The Russian fire engines and water carts with their complement of men, and each drawn by three horses abreast, present a picturesque appearance as they dash through the streets. The engines at Irkutsk are low-powered squirts, worked by hand, less effective than the hand engines used in America twenty or thirty years ago, and far behind our steamers of the present day. In Moscow and St. Petersburg the fire department has been greatly improved during the past ten years, and is now quite efficient.

The markets of Irkutsk are well supplied with necessaries of life. Beef is abundant and good, at an average retail price of seven copecks a pound. Fish and game are plentiful, and sell at low figures. The rebchik, or wood-hen, is found throughout Siberia, and is much cheaper in the market than any kind of domestic fowl. Pork, veal, and mutton are no more expensive than beef, and all vegetables of the country are at corresponding rates. In fact if one will eschew European luxuries he can live very cheaply at Irkutsk. Everything that comes from beyond the Urals is expensive, on account of the long land carriage.

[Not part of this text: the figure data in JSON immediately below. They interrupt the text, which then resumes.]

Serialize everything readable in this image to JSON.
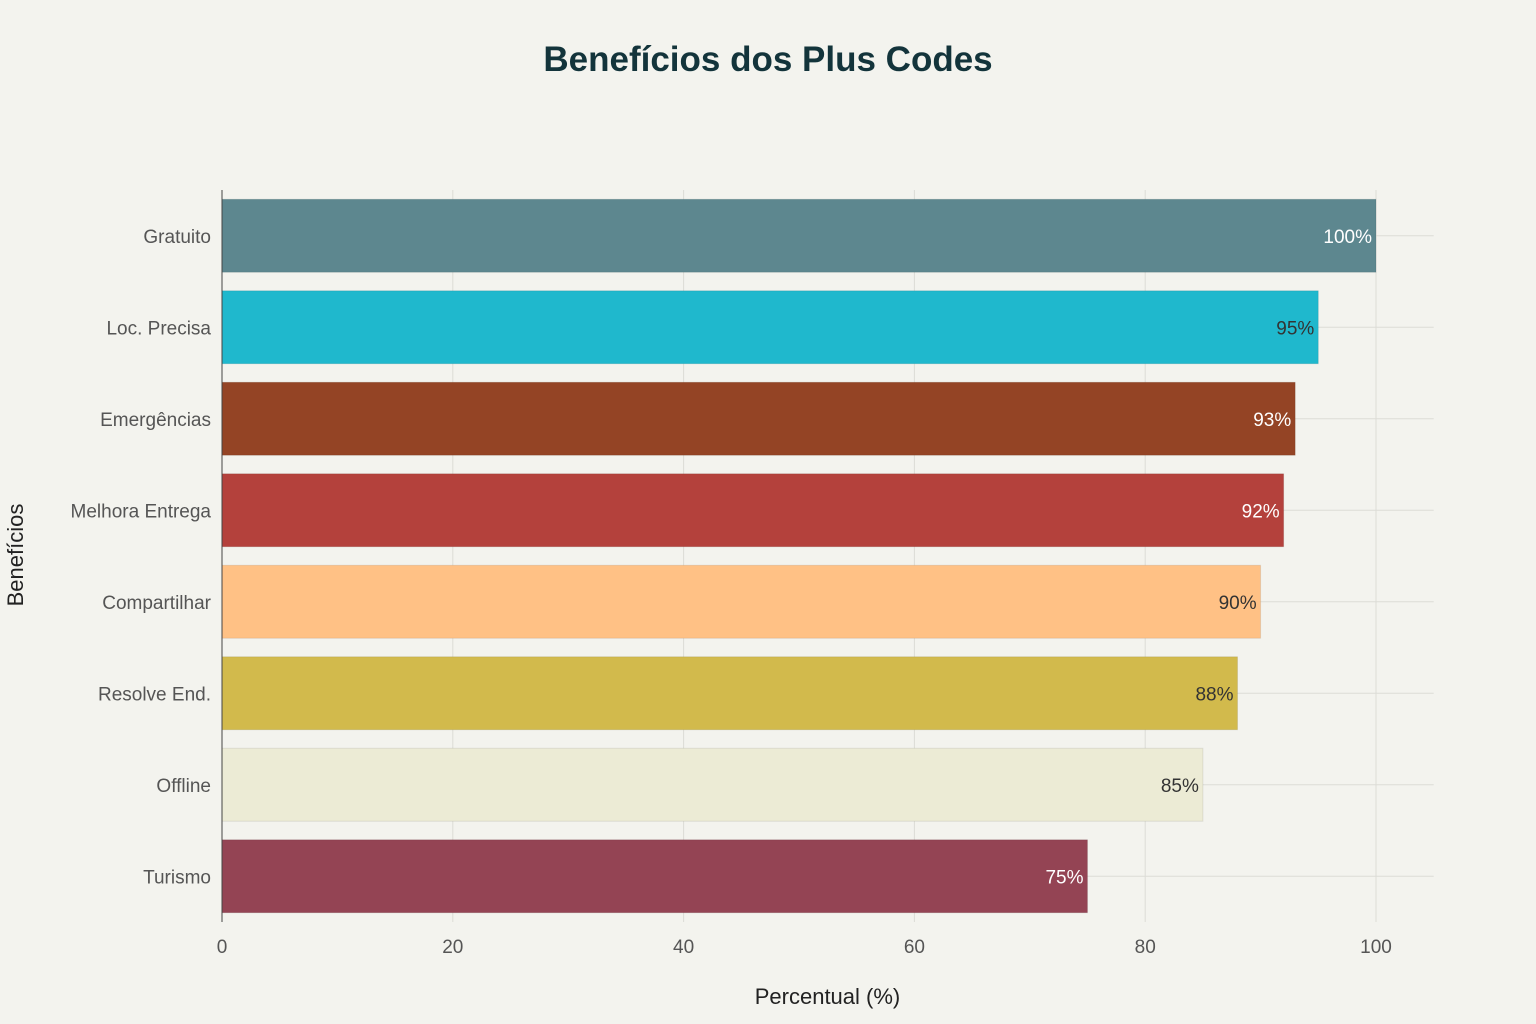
{
  "chart_data": {
    "type": "bar",
    "orientation": "horizontal",
    "title": "Benefícios dos Plus Codes",
    "xlabel": "Percentual (%)",
    "ylabel": "Benefícios",
    "categories": [
      "Gratuito",
      "Loc. Precisa",
      "Emergências",
      "Melhora Entrega",
      "Compartilhar",
      "Resolve End.",
      "Offline",
      "Turismo"
    ],
    "values": [
      100,
      95,
      93,
      92,
      90,
      88,
      85,
      75
    ],
    "data_labels": [
      "100%",
      "95%",
      "93%",
      "92%",
      "90%",
      "88%",
      "85%",
      "75%"
    ],
    "colors": [
      "#5d878f",
      "#1fb8cd",
      "#944425",
      "#b4413c",
      "#ffc185",
      "#d2ba4c",
      "#ecebd5",
      "#944454"
    ],
    "label_colors": [
      "#ffffff",
      "#333333",
      "#ffffff",
      "#ffffff",
      "#333333",
      "#333333",
      "#333333",
      "#ffffff"
    ],
    "xlim": [
      0,
      105
    ],
    "xticks": [
      0,
      20,
      40,
      60,
      80,
      100
    ],
    "grid": true,
    "background": "#f3f3ee"
  }
}
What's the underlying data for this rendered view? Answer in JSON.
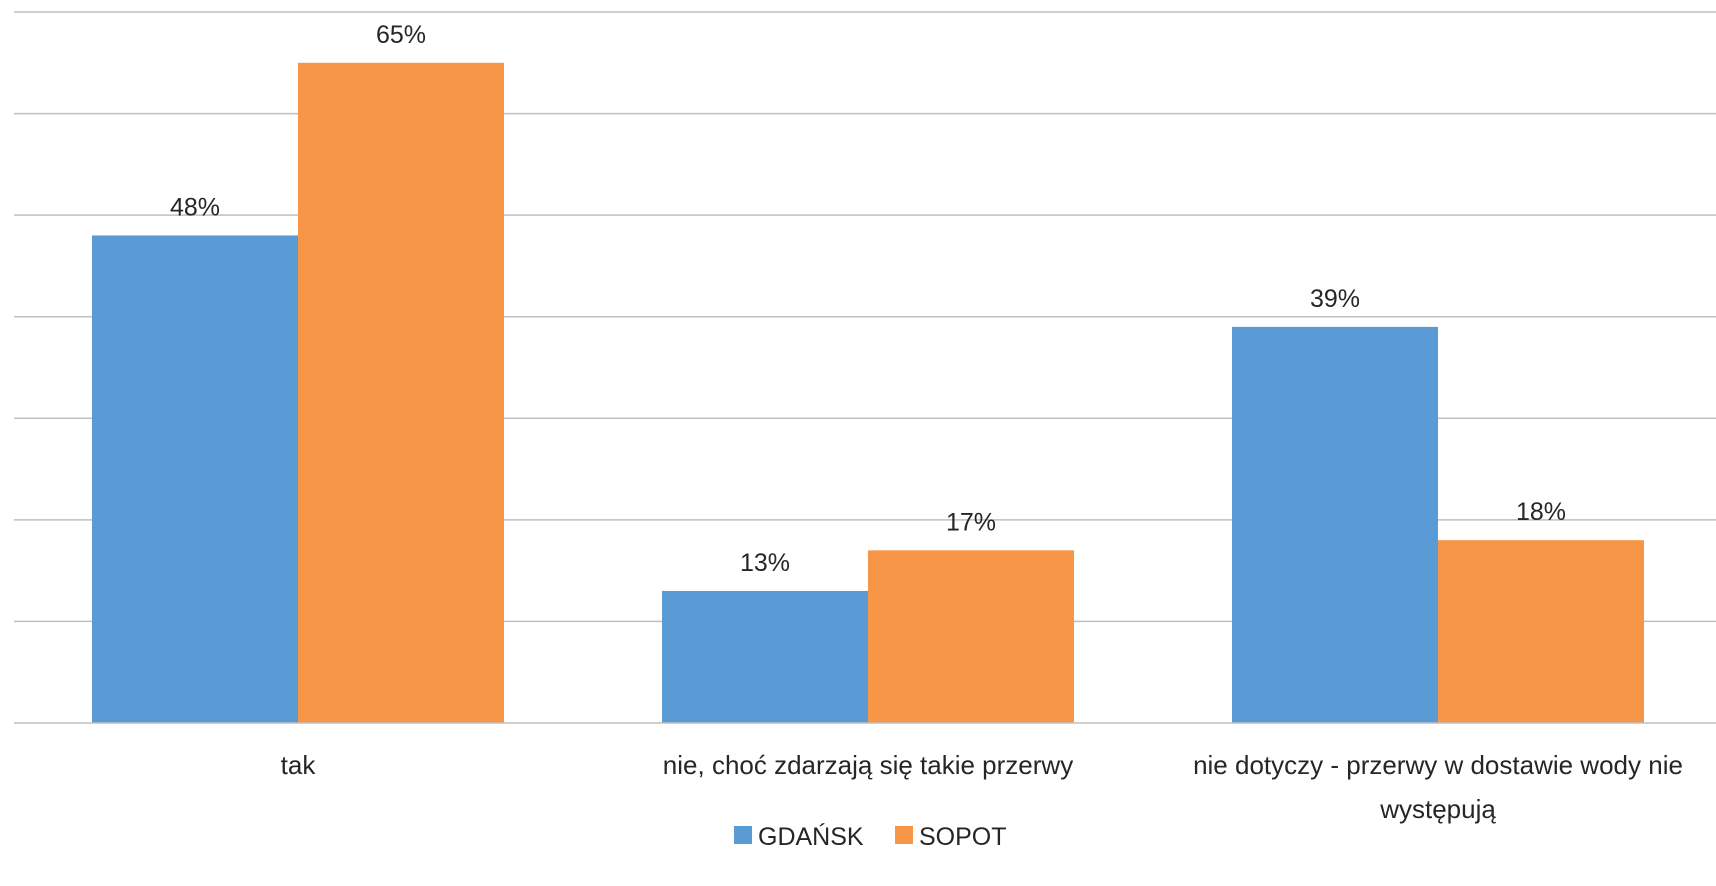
{
  "chart_data": {
    "type": "bar",
    "categories": [
      [
        "tak"
      ],
      [
        "nie, choć zdarzają się takie przerwy"
      ],
      [
        "nie dotyczy - przerwy w dostawie wody nie",
        "występują"
      ]
    ],
    "series": [
      {
        "name": "GDAŃSK",
        "color": "#5b9bd5",
        "values": [
          48,
          13,
          39
        ],
        "labels": [
          "48%",
          "13%",
          "39%"
        ]
      },
      {
        "name": "SOPOT",
        "color": "#f79646",
        "values": [
          65,
          17,
          18
        ],
        "labels": [
          "65%",
          "17%",
          "18%"
        ]
      }
    ],
    "ylim": [
      0,
      70
    ],
    "y_gridline_step": 10,
    "value_format": "percent",
    "grid": true,
    "legend_position": "bottom"
  }
}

Champagne costs five or six roubles a bottle, and a great quantity of it is drank. Sherry is from two to seven roubles according to quality, and the same is the case with white and red wines. The lowest price of sugar is thirty copecks the pound, and it is oftener forty-five or fifty. Porter and ale cost two or three roubles a bottle, and none but the best English brands are drank. The wines are almost invariably excellent, and any merchant selling even a few cases of bad wine would very likely lose his trade. Clothes and all articles of personal wear cost about as much as in St. Louis or New Orleans. Labor is neither abundant nor scarce. A good man-servant receives ten to fifteen roubles a month with board.

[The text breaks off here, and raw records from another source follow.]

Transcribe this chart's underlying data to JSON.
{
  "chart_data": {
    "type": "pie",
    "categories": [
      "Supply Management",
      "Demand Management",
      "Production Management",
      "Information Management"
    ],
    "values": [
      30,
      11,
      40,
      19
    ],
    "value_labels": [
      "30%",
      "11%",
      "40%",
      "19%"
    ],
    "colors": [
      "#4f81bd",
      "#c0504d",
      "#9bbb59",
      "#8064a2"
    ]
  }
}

Wood comes in soudnas from the shores of Lake Baikal and is very cheap. These vessels descend the river by the force of the current, but in going against it are towed by horses. The principal market place is surrounded with shops where a varied and miscellaneous lot of merchandise is sold. I found ready-made clothing, crockery, boots, whisky, hats, furniture, flour, tobacco, and so on through a long list of saleable and unsaleable articles. How such a mass could find customers was a puzzle. Nearly all the shops are small and plain, and there are many stalls or stands which require but a small capital to manage. A great deal of haggling takes place in transactions at these little establishments, and I occasionally witnessed some amusing scenes.

The best time to view the market is on Sunday morning, when the largest crowd is gathered. My first visit was made one Sunday when the thermometer stood at -15° Fahrenheit. The market houses and the open square were full of people, and the square abounded in horses and sleds from the country. A great deal of traffic was conducted on these sleds or upon the solid snow-packed earth. The crowd comprised men, women, and children of all ages and all conditions in life. Peasants from the country and laborers from the city, officers, tradesmen, heads of families, and families without heads, busy men, and idlers, were mingled as at a popular gathering in City Hall Park. Everybody was in warm garments, the lower classes wearing coats and pelisses of sheepskin, while the others were in furs more or less expensive. Occasionally a drunken man was visible, but there were no indications of a tendency to fight. The intoxicated American, eight times out of ten, endeavors to quarrel with somebody, but our Muscovite neighbor is of a different temperament. When drunk he falls to caressing and gives kisses in place of blows.

A COLD ATTACHMENT.

The most novel sight that day in the market at Irkutsk was the embrace of two drunken peasants. They kissed each other so tenderly and so long that the intense cold congealed their breath and froze their beards together. I left them as they were endeavoring to arrange a separation.

A few beggars circulated in the crowd and gathered here and there a copeck.

The frost whitened the beards of the men and reddened the cheeks of the women. Where hands were bared to the breeze they were of a corned-beefy hue, and there were many persons stamping on the ground or swinging their arms to keep up a circulation. The little horses, standing, were white with frost, but none of them covered with blankets. The Siberian horses are not blanketed in winter, but I was told they did not suffer from cold. Their coats are thick and warm and frequently appear more like fur than hair.